The proposed algorithms have great potential to be integrated into clinical workflows. For example, the algorithms can be integrated into data recorders and computer workstations of MCCE systems (shown in Fig. 1c). During the clinical diagnosis, the collected data can be analyzed and provide real-time gastric motility evaluation. Moreover, the proposed algorithms can run off-line and analyze the collected MCCE data from previous clinical diagnoses, retrospectively. However, more diverse training data is needed before adopting the proposed algorithms in real clinical scenarios. Especially, the training data should cover a wide range of stomach environments, e.g. different genders, age ranges, ethnic groups, and previous medical conditions.

Conclusion

As an exploratory study on automatic detection and measurement of human gastric peristalsis, the algorithms developed in this research have great potential to help both clinicians and patients. Using the proposed algorithms, the extensive manual labor in evaluating gastric peristalsis, such as inspection of each MCCE frame and counting the period of peristalsis, can be reduced for clinicians; and patients can benefit from reliable examination results. The proposed algorithms contribute to an efficient and reliable workflow that we envision for MCCE systems. However, the algorithms, especially the periodical feature detector, are developed based on a clean gastric environment without the presence of debris and mucus. Although we improved the sensitivity of the CNN+LSTM model using the explainable visual interpretations provided by CAM, the model performance may deteriorate with the presence of gastric debris and mucus. In the future, we will improve the algorithm design focusing on the presence of debris and mucus by acquiring more data. With a more diverse dataset, the deep learning model can learn to be robust to the noises present in the image, including the debris and mucus. Also, we may add image de-nosing algorithms to pre-process the MCCE frames. We optimized the parameters (\(\mu\), \(\sigma\), and T in Algorithm 1, \(\hbox {T}_p\) and \(\hbox {T}_c\) in Algorithm 2) for the NaviCam MCCE system.

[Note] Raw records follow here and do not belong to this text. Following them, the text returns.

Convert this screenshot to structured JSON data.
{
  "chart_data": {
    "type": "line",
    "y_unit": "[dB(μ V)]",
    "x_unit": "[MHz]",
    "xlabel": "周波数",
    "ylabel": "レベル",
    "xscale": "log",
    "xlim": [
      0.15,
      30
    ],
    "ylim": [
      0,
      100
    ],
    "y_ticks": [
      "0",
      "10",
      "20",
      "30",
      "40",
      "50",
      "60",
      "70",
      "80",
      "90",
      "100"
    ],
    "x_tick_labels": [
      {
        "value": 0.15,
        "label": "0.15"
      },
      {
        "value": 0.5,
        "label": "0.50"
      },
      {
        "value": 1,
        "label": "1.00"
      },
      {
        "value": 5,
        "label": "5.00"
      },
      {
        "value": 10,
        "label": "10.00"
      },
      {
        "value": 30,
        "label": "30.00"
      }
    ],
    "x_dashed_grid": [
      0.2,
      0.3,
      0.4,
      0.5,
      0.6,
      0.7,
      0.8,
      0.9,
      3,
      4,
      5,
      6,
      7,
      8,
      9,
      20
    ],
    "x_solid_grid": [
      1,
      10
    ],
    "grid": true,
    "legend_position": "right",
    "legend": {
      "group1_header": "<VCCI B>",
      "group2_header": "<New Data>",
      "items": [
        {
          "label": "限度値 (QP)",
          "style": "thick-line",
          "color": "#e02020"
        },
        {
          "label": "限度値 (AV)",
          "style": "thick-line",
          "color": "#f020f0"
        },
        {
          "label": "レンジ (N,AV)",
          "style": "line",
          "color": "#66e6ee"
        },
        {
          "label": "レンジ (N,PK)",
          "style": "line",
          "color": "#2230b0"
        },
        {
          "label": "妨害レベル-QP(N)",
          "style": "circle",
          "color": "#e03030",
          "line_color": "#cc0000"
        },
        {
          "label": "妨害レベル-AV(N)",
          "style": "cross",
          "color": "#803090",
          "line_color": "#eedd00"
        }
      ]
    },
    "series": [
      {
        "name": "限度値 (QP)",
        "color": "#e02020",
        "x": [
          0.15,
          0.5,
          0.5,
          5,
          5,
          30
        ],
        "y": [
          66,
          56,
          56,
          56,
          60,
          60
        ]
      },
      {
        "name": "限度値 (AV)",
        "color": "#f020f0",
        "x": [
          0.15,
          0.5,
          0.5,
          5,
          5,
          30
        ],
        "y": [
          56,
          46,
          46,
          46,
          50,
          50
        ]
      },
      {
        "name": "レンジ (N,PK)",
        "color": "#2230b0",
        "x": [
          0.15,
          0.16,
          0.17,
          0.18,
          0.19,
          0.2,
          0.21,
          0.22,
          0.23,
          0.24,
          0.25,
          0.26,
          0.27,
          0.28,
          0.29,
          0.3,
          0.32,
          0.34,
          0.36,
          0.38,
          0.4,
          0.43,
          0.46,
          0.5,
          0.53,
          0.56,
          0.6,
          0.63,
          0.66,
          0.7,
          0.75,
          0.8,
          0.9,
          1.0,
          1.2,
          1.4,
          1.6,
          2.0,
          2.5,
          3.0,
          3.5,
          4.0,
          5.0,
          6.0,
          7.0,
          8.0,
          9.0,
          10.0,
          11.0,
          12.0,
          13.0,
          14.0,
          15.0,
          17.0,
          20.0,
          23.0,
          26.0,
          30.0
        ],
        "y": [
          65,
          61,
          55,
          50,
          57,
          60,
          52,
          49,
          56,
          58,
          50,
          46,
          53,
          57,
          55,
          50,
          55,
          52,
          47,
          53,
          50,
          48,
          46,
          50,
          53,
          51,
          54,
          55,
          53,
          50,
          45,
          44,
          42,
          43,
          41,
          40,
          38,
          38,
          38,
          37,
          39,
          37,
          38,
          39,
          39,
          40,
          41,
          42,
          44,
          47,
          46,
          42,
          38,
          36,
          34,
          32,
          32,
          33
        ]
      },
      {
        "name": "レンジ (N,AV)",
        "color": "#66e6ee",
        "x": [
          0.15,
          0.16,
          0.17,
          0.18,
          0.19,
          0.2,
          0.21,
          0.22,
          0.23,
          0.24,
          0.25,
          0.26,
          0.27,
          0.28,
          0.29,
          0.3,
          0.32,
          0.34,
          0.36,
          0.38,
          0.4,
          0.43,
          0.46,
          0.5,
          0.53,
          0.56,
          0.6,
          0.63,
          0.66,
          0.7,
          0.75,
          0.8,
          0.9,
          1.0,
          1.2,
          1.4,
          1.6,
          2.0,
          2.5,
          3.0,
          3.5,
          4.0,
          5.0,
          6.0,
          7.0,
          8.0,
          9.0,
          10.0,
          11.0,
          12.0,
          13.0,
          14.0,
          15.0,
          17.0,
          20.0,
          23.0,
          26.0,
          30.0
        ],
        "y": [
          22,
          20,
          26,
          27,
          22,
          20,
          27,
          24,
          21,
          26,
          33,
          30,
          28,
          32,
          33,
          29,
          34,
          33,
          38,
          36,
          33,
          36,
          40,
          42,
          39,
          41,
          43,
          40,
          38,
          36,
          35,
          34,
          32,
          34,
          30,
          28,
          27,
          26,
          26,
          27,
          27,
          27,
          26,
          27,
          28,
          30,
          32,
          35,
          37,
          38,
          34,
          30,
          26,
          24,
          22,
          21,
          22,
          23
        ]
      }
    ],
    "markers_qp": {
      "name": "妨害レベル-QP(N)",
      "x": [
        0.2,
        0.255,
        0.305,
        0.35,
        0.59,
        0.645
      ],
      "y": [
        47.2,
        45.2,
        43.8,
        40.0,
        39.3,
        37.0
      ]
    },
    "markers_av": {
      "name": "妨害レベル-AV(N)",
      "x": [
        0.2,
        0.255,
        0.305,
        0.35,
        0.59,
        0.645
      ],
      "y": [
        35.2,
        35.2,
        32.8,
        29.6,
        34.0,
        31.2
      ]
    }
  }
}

We will keep optimizing the parameters using more data and for MCCE systems from other manufacturers. Moreover, our current dataset is collected based on healthy volunteers. We will extend our dataset and involve patients with gastric disease. We aim to further improve the robustness of the proposed algorithm with the extended dataset. Besides, we will enable the proposed algorithm to detect and classify human gastric diseases based on peristalsis.